Do people with heart disease have high cholesterol levels (greater than or equal to 240 mg/dl) on average? Import the function from scipy.stats that you can use to test the following null and alternative hypotheses:

- Null: People with heart disease have an average cholesterol level equal to 240 mg/dl
- Alternative: People with heart disease have an average cholesterol level that is greater than 240 mg/dl

Unfortunately, the scipy.stats function we’ve been using does not (at the time of writing) have an alternative parameter to change the alternative hypothesis for this test. Therefore, you’ll have to run a two-sided test. However, since you calculated earlier that the average cholesterol level for heart disease patients is greater than 240 mg/dl, you can calculate the p-value for the one-sided test indicated above simply by dividing the two-sided p-value in half.

In [8]:
from scipy.stats import ttest_1samp
tstat, pval = ttest_1samp(chol_hd, 240)
print(pval/2)

0.0035411033905155707


ttest_1samp has two inputs: the sample of values (in this case, the cholesterol levels for patients with heart disease) and the null value (in this case, 240). It has two outputs, the t-statstic and a p-value.

When you divide the p-value by two (in order to run the one-sided test), you should get a p-value of 0.0035. This is less than 0.05, suggesting that heart disease patients have an average cholesterol level significantly higher than 240 mg/dl.

In [9]:
#Cholesterol levels for patients without heart disease
chol_no_hd = no_hd['chol']
print('Average cholesterol level of patients without heart disease:', np.mean(chol_no_hd))

Average cholesterol level of patients without heart disease: 242.640243902439


In [10]:
tstat, pval = ttest_1samp(chol_no_hd, 240)
print(pval/2)

0.26397120232220506


In [11]:
#number of patients in the dataset
num_patients = len(heart)
print(num_patients)

303


In [13]:
#Number of patients with fasting blood sugar greater than 120
num_highfbs_patients = np.sum(heart['fbs'] == 1)
num_highfbs_patients

45

Sometimes, part of an analysis will involve comparing a sample to known population values to see if the sample appears to be representative of the general population.

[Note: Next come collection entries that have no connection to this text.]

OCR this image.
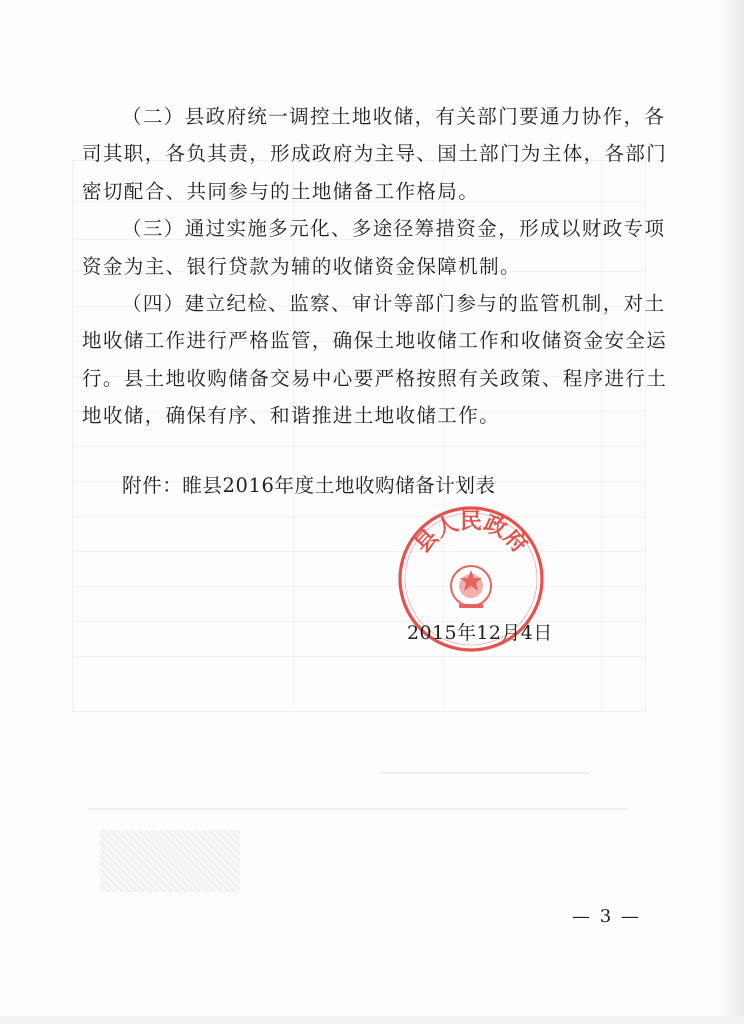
（二）县政府统一调控土地收储，有关部门要通力协作，各
司其职，各负其责，形成政府为主导、国土部门为主体，各部门
密切配合、共同参与的土地储备工作格局。
（三）通过实施多元化、多途径筹措资金，形成以财政专项
资金为主、银行贷款为辅的收储资金保障机制。
（四）建立纪检、监察、审计等部门参与的监管机制，对土
地收储工作进行严格监管，确保土地收储工作和收储资金安全运
行。县土地收购储备交易中心要严格按照有关政策、程序进行土
地收储，确保有序、和谐推进土地收储工作。
附件：睢县2016年度土地收购储备计划表
县人民政府
2015年12月4日
— 3 —
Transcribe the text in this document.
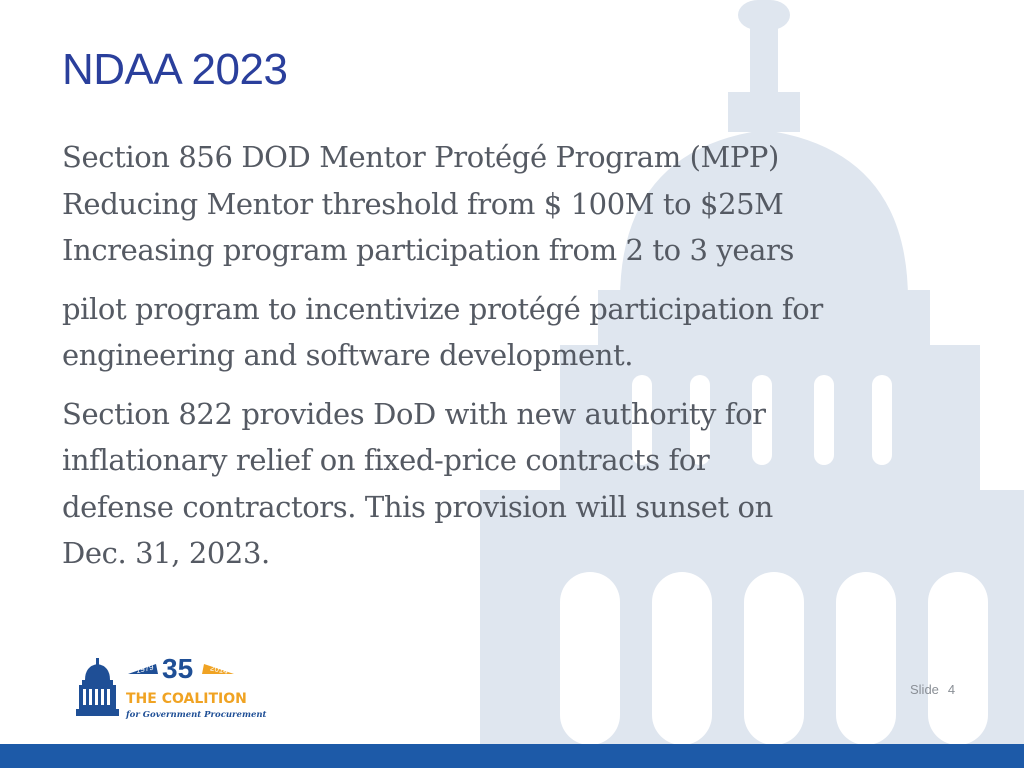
NDAA 2023

Section 856 DOD Mentor Protégé Program (MPP)
Reducing Mentor threshold from $ 100M to $25M
Increasing program participation from 2 to 3 years

pilot program to incentivize protégé participation for
engineering and software development.

Section 822 provides DoD with new authority for
inflationary relief on fixed-price contracts for
defense contractors. This provision will sunset on
Dec. 31, 2023.

1979	2014
35
THE COALITION
for Government Procurement
Slide 4
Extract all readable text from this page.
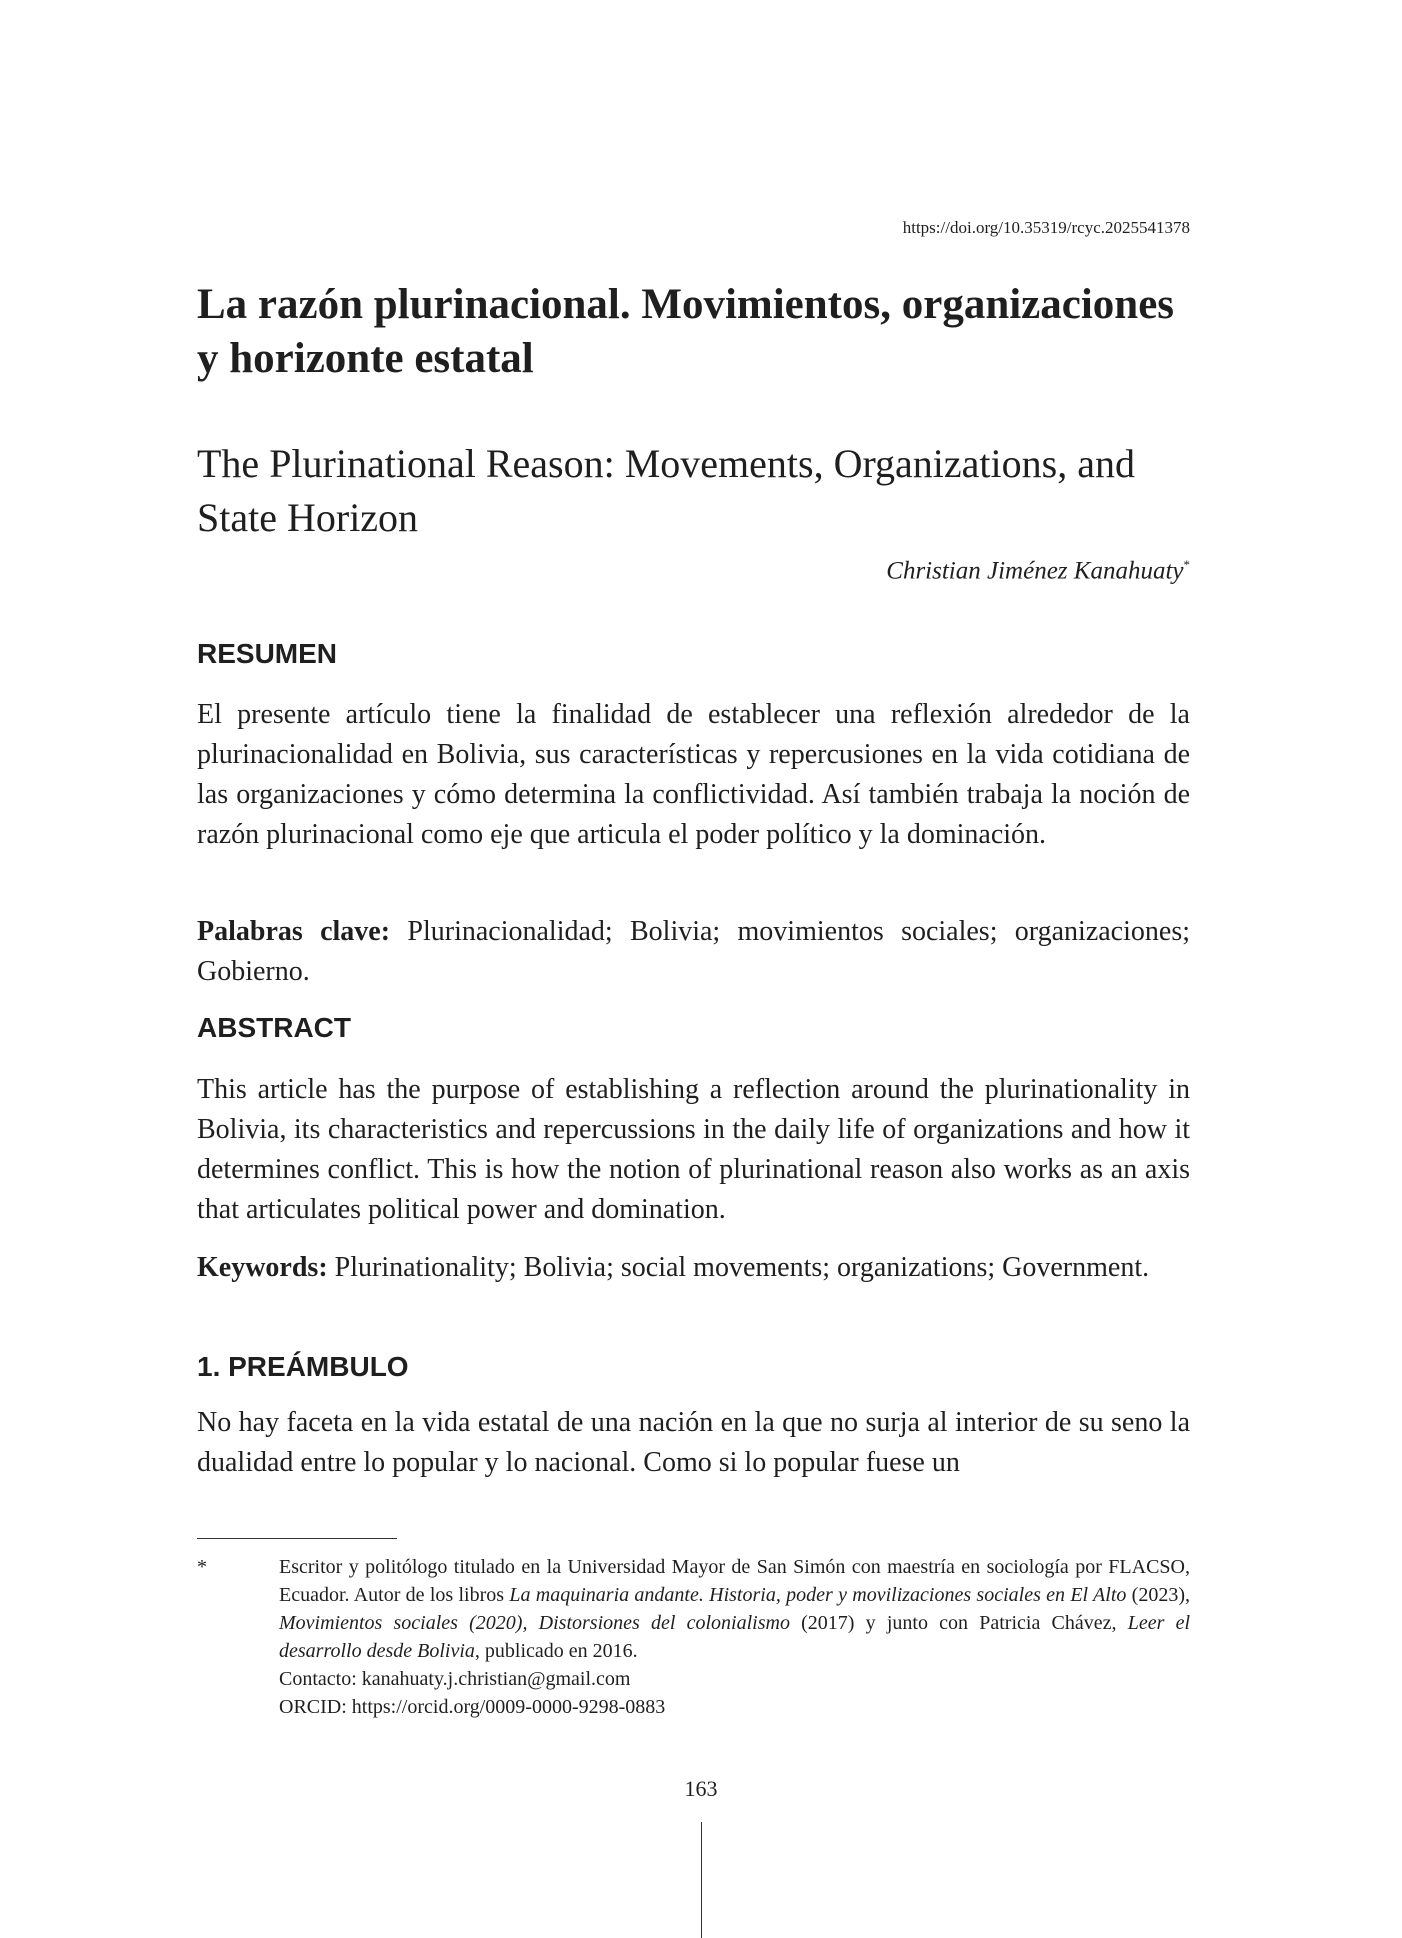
https://doi.org/10.35319/rcyc.2025541378
La razón plurinacional. Movimientos, organizaciones y horizonte estatal
The Plurinational Reason: Movements, Organizations, and State Horizon
Christian Jiménez Kanahuaty*
RESUMEN

El presente artículo tiene la finalidad de establecer una reflexión alrededor de la plurinacionalidad en Bolivia, sus características y repercusiones en la vida cotidiana de las organizaciones y cómo determina la conflictividad. Así también trabaja la noción de razón plurinacional como eje que articula el poder político y la dominación.

Palabras clave: Plurinacionalidad; Bolivia; movimientos sociales; organizaciones; Gobierno.

ABSTRACT

This article has the purpose of establishing a reflection around the plurinationality in Bolivia, its characteristics and repercussions in the daily life of organizations and how it determines conflict. This is how the notion of plurinational reason also works as an axis that articulates political power and domination.

Keywords: Plurinationality; Bolivia; social movements; organizations; Government.

1. PREÁMBULO

No hay faceta en la vida estatal de una nación en la que no surja al interior de su seno la dualidad entre lo popular y lo nacional. Como si lo popular fuese un

*	Escritor y politólogo titulado en la Universidad Mayor de San Simón con maestría en sociología por FLACSO, Ecuador. Autor de los libros La maquinaria andante. Historia, poder y movilizaciones sociales en El Alto (2023), Movimientos sociales (2020), Distorsiones del colonialismo (2017) y junto con Patricia Chávez, Leer el desarrollo desde Bolivia, publicado en 2016.
Contacto: kanahuaty.j.christian@gmail.com
ORCID: https://orcid.org/0009-0000-9298-0883
163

By some estimates, about 8% of the U.S. population had diabetes (diagnosed or undiagnosed) in 1988 when this data was collected. While there are multiple tests that contribute to a diabetes diagnosis, fasting blood sugar levels greater than 120 mg/dl can be indicative of diabetes (or at least, pre-diabetes). If this sample were representative of the population, approximately how many people would you expect to have diabetes? Calculate and print out this number.

Is this value similar to the number of patients with a resting blood sugar above 120 mg/dl — or different?

In [14]:
# calculate 8% of sample size
print(0.08*num_patients)

24.240000000000002


We want to calculate 8% of the sample size (which is 303). Therefore, we should multiply 0.08*303. This comes out to approximately 24 patients, which is almost half the number with fbs > 120 in the sample (45).

Does this sample come from a population in which the rate of fbs > 120 mg/dl is equal to 8%? Import the function from scipy.stats that you can use to test the following null and alternative hypotheses:

- Null: This sample was drawn from a population where 8% of people have fasting blood sugar > 120 mg/dl
- Alternative: This sample was drawn from a population where more than 8% of people have fasting blood sugar > 120 mg/dl

In [16]:
from scipy.stats import binom_test
pval = binom_test(num_highfbs_patients, num_patients, .08, alternative='greater')
print(pval)

4.689471951449078e-05


A p-value of 4.689471951449078e-05 which is equivalent to 0.0000469 (the e-5 at the end indicates scientific notation). This is less than 0.05, indicating that this sample likely comes from a population where more than 8% of people have fbs > 120 mg/dl.